Es war exakt "Ziviler Ungehorsam":
"Ungehorsam", weil gegen Untersagung,
"zivil", weil nicht gewaltförmig und verhältnismäßig, um Unziviles zu hindern.
Ob 2 oder 90 %, ist zwar relevant für die Akzeptanz, aber kein Kriterium für die Einordnung als "ziviler Ungehorsam". Das entscheidet sich einzig mit der Protestform, wie oben beschrieben.
Woran ich vor der Teilnahme dachte?
Na, ich war aus allerlei Gründen besorgt:
Wegen der Kurzfristigkeit schlechten Vorbereitung, denn eigentlich war damit gerechnet worden, dass die Neonazi-Demo nicht in die Oranienburger Straße erlaubt werde.
So gab es keine Ordnerdienste und auch keine Absprachemöglichkeit mit der Polizei, wie ansonsten üblich.
Andererseits war dann die Breite der öffentlichen Empörung, dass Neonazis in die Oranienburger durften, Grund zur Erwartung breiter Teilnahme und somit gesittetem Verlaufs.
Dass es schlussendlich anders kam, lag am Nichteinschreiten der Polizei gegen die wenigen und schon an der Kleidung deutlich erkennbaren "Autonomen", die kaum 10 Meter von der Polizei entfernt gegen den Protest der Sitzblockierer eine überschaubare Gruppe um Plfastersteinbuddler bildeten.
Der Wasserwerfer wurde dann breit gegen die Friedlichen eingesetzt.

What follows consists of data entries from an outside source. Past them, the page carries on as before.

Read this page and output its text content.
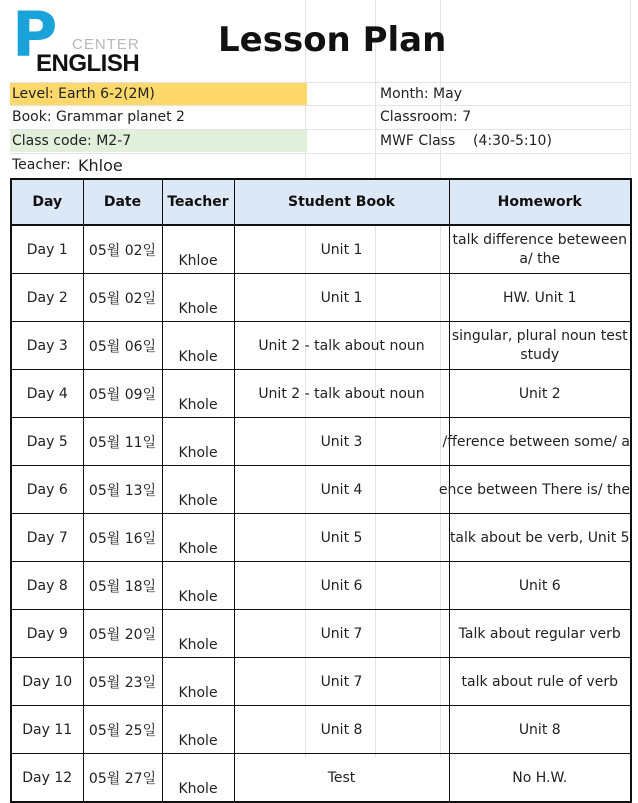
P CENTER
ENGLISH
Lesson Plan
Level: Earth 6-2(2M)	Month: May
Book: Grammar planet 2	Classroom: 7
Class code: M2-7	MWF Class    (4:30-5:10)
Teacher: Khloe
Day	Date	Teacher	Student Book	Homework
Day 1	05월 02일	Khloe	Unit 1	talk difference beteween a/ the

Day 2	05월 02일	Khole	Unit 1	HW. Unit 1

Day 3	05월 06일	Khole	Unit 2 - talk about noun	singular, plural noun test study

Day 4	05월 09일	Khole	Unit 2 - talk about noun	Unit 2

Day 5	05월 11일	Khole	Unit 3	fference between some/ a/

Day 6	05월 13일	Khole	Unit 4	ence between There is/ the

Day 7	05월 16일	Khole	Unit 5	talk about be verb, Unit 5

Day 8	05월 18일	Khole	Unit 6	Unit 6

Day 9	05월 20일	Khole	Unit 7	Talk about regular verb

Day 10	05월 23일	Khole	Unit 7	talk about rule of verb

Day 11	05월 25일	Khole	Unit 8	Unit 8

Day 12	05월 27일	Khole	Test	No H.W.
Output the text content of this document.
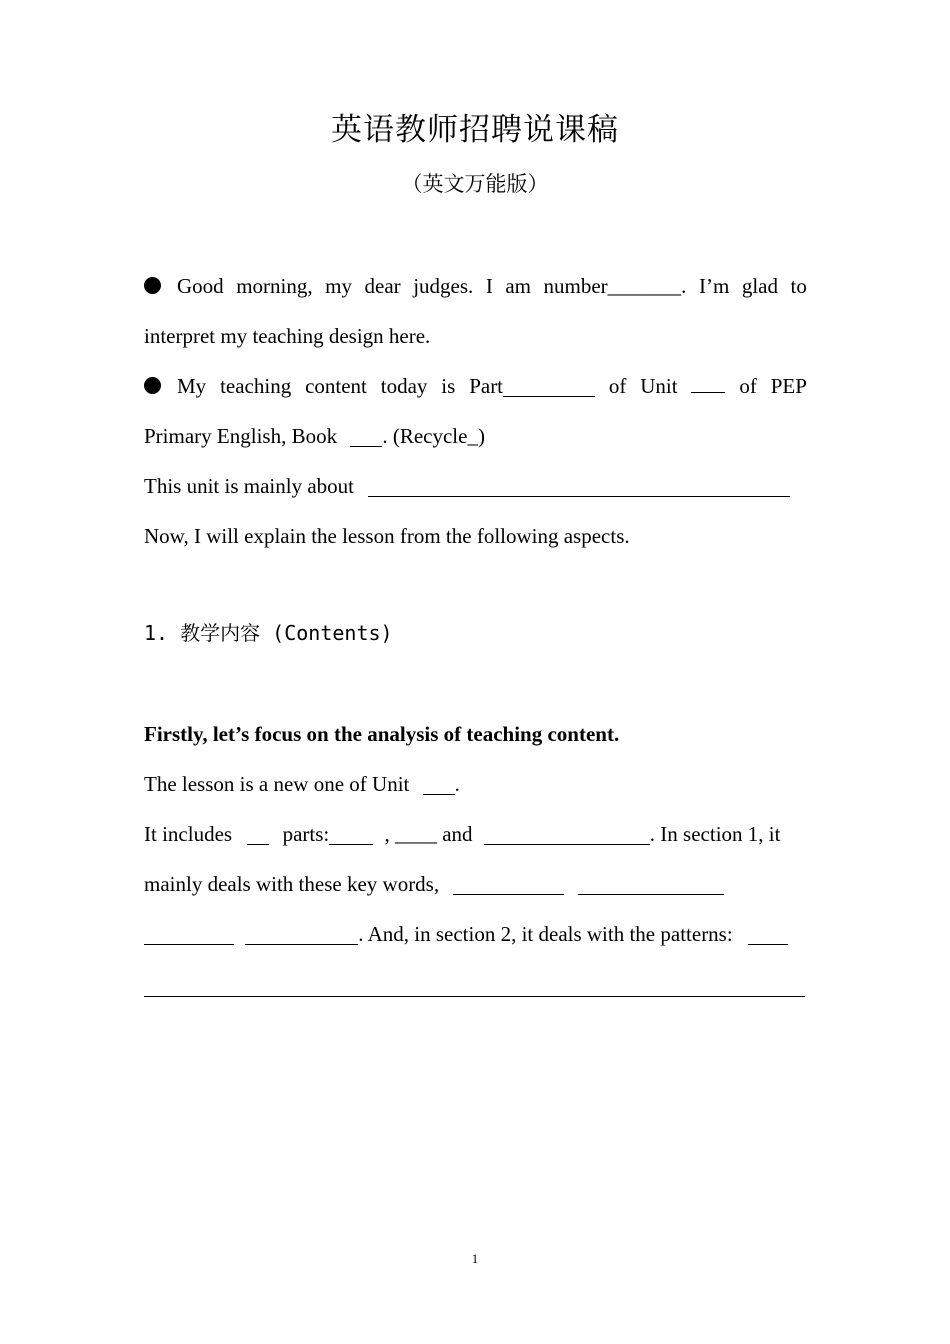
英语教师招聘说课稿
（英文万能版）
Good morning, my dear judges. I am number_______. I’m glad to
interpret my teaching design here.
My teaching content today is Part	of Unit	of PEP
Primary English, Book . (Recycle_)
This unit is mainly about
Now, I will explain the lesson from the following aspects.
1. 教学内容 (Contents)
Firstly, let’s focus on the analysis of teaching content.
The lesson is a new one of Unit .
It includes parts:	, ____ and	. In section 1, it
mainly deals with these key words,
. And, in section 2, it deals with the patterns:
1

Ich hätte vielleicht Strafanzeige gegen die Polizei erstattet, aber ich war nicht getroffen, wie das Video erkennbar macht, weil ich wenige Augenblicke zuvor versucht hatte, die Polizeieinsatzleitung ausfindig zu machen, nachdem sich die den Störern nähere Polizeikräfte nicht um die Störer kümmern wollten, aber man ließ mich abblitzen - und so musste ich abseits zuschauen, wie Steinwürfe begannen und der Wasserwerfer ...

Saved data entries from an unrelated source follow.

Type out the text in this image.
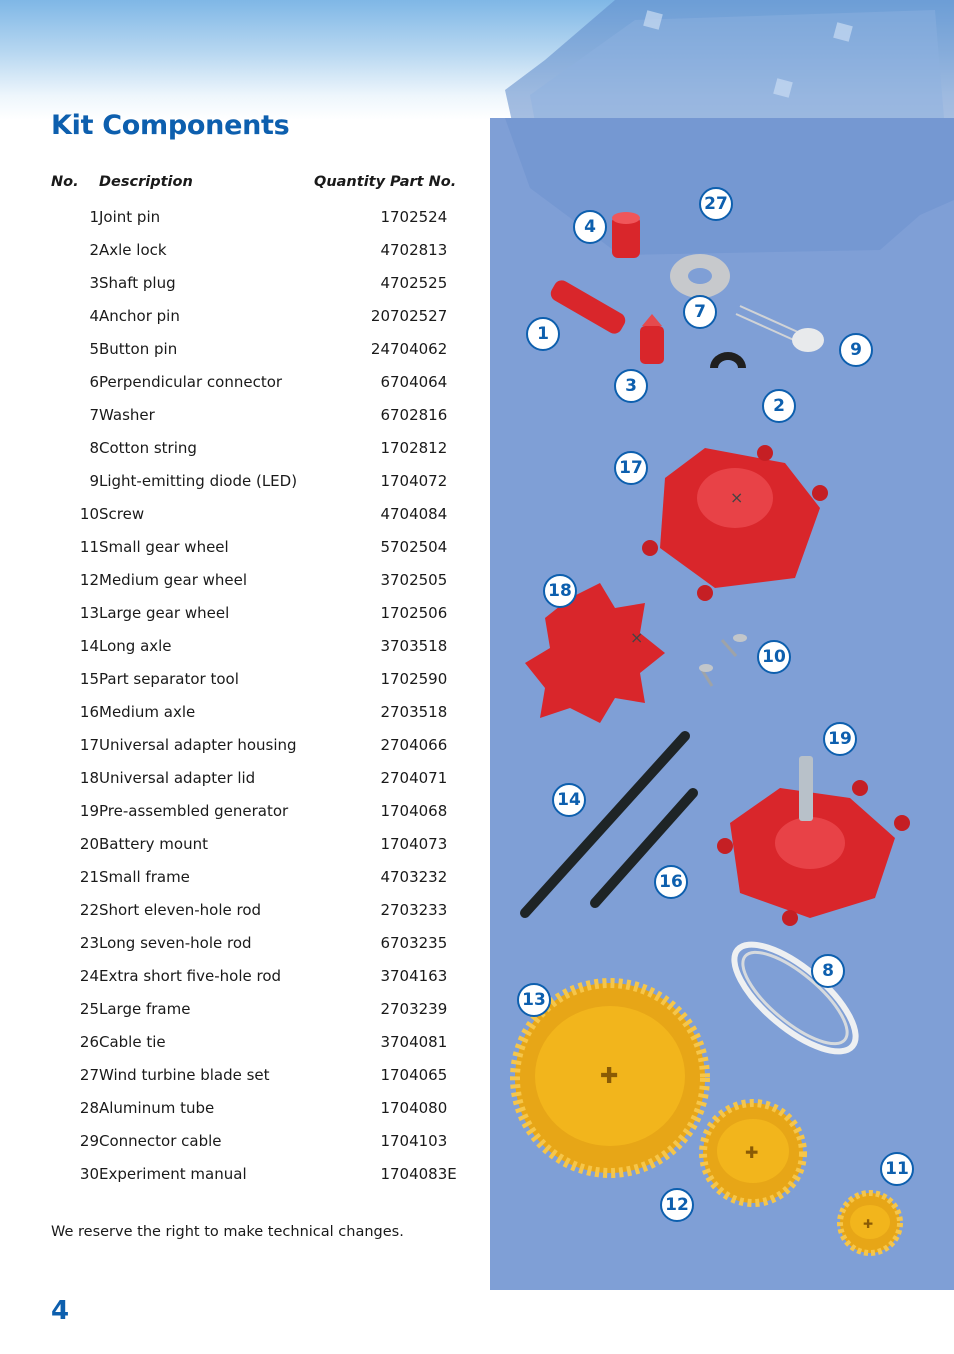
Kit Components
No.	Description	Quantity	Part No.
1	Joint pin	1	702524
2	Axle lock	4	702813
3	Shaft plug	4	702525
4	Anchor pin	20	702527
5	Button pin	24	704062
6	Perpendicular connector	6	704064
7	Washer	6	702816
8	Cotton string	1	702812
9	Light-emitting diode (LED)	1	704072
10	Screw	4	704084
11	Small gear wheel	5	702504
12	Medium gear wheel	3	702505
13	Large gear wheel	1	702506
14	Long axle	3	703518
15	Part separator tool	1	702590
16	Medium axle	2	703518
17	Universal adapter housing	2	704066
18	Universal adapter lid	2	704071
19	Pre-assembled generator	1	704068
20	Battery mount	1	704073
21	Small frame	4	703232
22	Short eleven-hole rod	2	703233
23	Long seven-hole rod	6	703235
24	Extra short five-hole rod	3	704163
25	Large frame	2	703239
26	Cable tie	3	704081
27	Wind turbine blade set	1	704065
28	Aluminum tube	1	704080
29	Connector cable	1	704103
30	Experiment manual	1	704083E

We reserve the right to make technical changes.

4

×
×
✚
✚
✚
27
4
7
1
9
3
2
17
18
10
19
14
16
8
13
11
12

Der Wassereinsatz war unverhältnismäßig, weil Friedliche treffend - und auch ansonsten rechtswidrig, denn die Neonazi-Demo war bereits im Gegenüber der Sitzblockade schon großteils in eine Seitenstraße umgelenkt, folglich die Sitzblockade nun auch statthaft als konkludent angemeldete Demonstration, denn Polizei zugegen und alles noch immer friedlich. Aber die "Autonomen" buddelten und häuften schon Steine.
Sie brauchen mich nicht zu belehren, was Versammlungsrecht und Polizeiaufgaben anbelangt, zumal berücksichtigt und meine Demonstrationsteilnahme als Beispiel für "Zivilen Ungehorsam" verortet, weshalb Sie dann auch Einwilligung in juristische Konsequenzen voraussetzen dürfen, jedoch keine Einwilligung in polizeiliche Rechtsbrüche.
An Rechtsverstößen kam in Betracht:
Landfriedensbruch, Verstoß gegen das Versammlungsgesetz, Widerstand gegen die Staatsgewalt usw., wenn einem Platzverweis nicht gefolgt wird usw., aber unsere Rechtssprechung beurteilt "passiven Widerstand" immerhin anders als gewaltsamen Widerstand.
Die erwartbaren Konsequenzen schreckten Wolfgang Thierse nicht ab und wohl auch niemanden der sonstigen Blockierer.
Wer sich im beruflichen Fortkommen oder gesundheitlich durch solch' (anfänglichen) Verstoß gegen das Versammlungsgesetz gefährdet sieht, geht vermutlich gar nicht erst hin.
Im Übrigen schmeißt auch kein halbwegs gescheiter Vorgesetzter oder Chef jemanden raus, wenn "guter Mitarbeiter", wenn an solchem Protest beteiligt und U-Haft folgte, zumal auch das bei anständigen Mitarbeitern wenig wahrscheinlich ist, allenfalls kurzfristige Festnahme zwecks Protokoll, Personalienaufnahme und "Tschüss". Und das ist auch richtig so.
Nun schrieben Sie, auch selbst schon an Gegendemonstrationen teilgenommen zu haben.
Das aber ist hier nicht Thema, denn das Demonstrationsrecht schließt selbstverständlich auch das Gegendemonstrationsrecht mit ein, sofern sich die Demos aus dem Wege gehen.
Im Thema hier geht es um die Erörterung von Protestformen mit friedlichen Regelwidrigkeiten.
Es ging mir ganz und gar nicht darum, dass Sie nun mitmachen müssten, sondern "verstehen", denn Verstehen ist wichtig, um urteilen zu können.
Die Urteile werden auch dann noch unterschiedlich ausfallen.